Purpose : The pathogenesis of primary angle closure glaucoma is poorly understood, although inflammation is considered to play a role in the evolution of the disease. The presence of peripheral anterior synechiae (PAS) in primary angle closure (PAC)/primary angle closure glaucoma (PACG) suggests that subclinical inflammation may be present in these eye. The aim of this study is to identify inflammation-associated proteins by analyzing the aqueous humour protein profile across primary angle closure disease spectrum.

Methods : Aqueous humour samples were obtained during elective phacoemulsification or combined phacoemulsification and trabeculectomy surgeries from 8 cataract (as controls) and 28 angle closure subjects (including 10 primary angle closure suspects (PACS), 9 PAC and 9 PACG). Quantitative proteomic analysis was performed using iTRAQ and liquid chromatography-mass spectrometry (LC-MS/MS).

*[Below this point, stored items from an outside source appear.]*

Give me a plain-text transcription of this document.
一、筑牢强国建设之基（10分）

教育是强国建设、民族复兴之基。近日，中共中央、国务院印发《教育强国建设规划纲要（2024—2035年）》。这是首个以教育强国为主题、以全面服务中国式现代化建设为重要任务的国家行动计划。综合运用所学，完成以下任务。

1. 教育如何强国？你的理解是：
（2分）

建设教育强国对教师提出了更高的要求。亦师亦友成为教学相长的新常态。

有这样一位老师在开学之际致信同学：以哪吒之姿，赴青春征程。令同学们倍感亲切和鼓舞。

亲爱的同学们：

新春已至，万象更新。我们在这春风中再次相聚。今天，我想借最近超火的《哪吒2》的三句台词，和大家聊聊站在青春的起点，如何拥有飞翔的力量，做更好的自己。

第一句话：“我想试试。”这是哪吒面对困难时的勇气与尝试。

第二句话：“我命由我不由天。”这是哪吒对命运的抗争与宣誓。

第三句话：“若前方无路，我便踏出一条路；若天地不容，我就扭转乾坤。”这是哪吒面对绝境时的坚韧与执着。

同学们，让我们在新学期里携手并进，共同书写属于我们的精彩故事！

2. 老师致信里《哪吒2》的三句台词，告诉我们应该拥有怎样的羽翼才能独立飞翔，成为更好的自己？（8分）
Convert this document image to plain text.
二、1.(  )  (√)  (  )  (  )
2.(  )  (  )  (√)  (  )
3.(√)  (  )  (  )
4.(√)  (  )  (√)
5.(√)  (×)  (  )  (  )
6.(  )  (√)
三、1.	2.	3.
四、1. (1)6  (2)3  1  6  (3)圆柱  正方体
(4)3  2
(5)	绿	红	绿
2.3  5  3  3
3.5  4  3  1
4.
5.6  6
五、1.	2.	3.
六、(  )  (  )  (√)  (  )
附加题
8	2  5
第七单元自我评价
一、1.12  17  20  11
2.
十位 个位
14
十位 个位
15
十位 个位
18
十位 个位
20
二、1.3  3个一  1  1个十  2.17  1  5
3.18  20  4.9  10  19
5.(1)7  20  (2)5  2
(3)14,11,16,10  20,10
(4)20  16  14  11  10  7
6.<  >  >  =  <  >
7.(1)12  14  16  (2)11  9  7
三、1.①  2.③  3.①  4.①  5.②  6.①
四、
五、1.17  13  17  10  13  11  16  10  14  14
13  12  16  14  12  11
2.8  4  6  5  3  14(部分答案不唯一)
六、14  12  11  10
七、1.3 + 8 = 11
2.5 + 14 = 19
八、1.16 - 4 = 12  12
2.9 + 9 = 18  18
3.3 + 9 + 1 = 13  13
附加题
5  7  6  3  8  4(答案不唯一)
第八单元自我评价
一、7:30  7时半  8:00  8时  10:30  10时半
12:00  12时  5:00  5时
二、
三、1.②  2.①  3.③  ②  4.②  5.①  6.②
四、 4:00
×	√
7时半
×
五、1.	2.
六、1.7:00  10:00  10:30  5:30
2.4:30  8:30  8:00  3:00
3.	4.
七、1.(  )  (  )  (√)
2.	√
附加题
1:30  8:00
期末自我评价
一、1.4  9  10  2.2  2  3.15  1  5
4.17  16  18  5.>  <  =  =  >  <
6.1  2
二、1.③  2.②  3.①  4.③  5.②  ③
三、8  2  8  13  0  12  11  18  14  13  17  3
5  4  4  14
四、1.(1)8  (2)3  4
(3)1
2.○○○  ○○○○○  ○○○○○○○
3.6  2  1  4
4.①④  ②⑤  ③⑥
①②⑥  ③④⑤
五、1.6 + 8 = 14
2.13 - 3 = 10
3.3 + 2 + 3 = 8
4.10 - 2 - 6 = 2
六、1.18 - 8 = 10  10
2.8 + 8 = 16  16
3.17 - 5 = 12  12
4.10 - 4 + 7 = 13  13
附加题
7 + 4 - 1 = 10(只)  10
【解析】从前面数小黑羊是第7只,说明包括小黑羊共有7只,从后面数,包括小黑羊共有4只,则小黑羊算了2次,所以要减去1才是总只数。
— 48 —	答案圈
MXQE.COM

Results : A total of 549 proteins were identified with false discovery rate (FDR) less than 1%.
Of the proteins identified in the aqueous humour, we found that the aqueous level of Complement C3 was significantly increased in the PAC (ratio 2.90±3.10, p=0.006) and PACG (ratio 3.11±2.60, p=0.005) groups compared to controls. Additionally, no significant differences were noted between the PACS group (ratio 1.38±1.18, p=0.19) and controls.

Conclusions : Our results demonstrate the existence of a distinctive inflammatory-related protein signature across the primary angle closure disease severity spectrum. This suggests that inflammation may play an important role in the development of PAC/PACG or progression from PACS, the earliest stage of the disease spectrum.

This is an abstract that was submitted for the 2018 ARVO Annual Meeting, held in Honolulu, Hawaii, April 29 - May 3, 2018.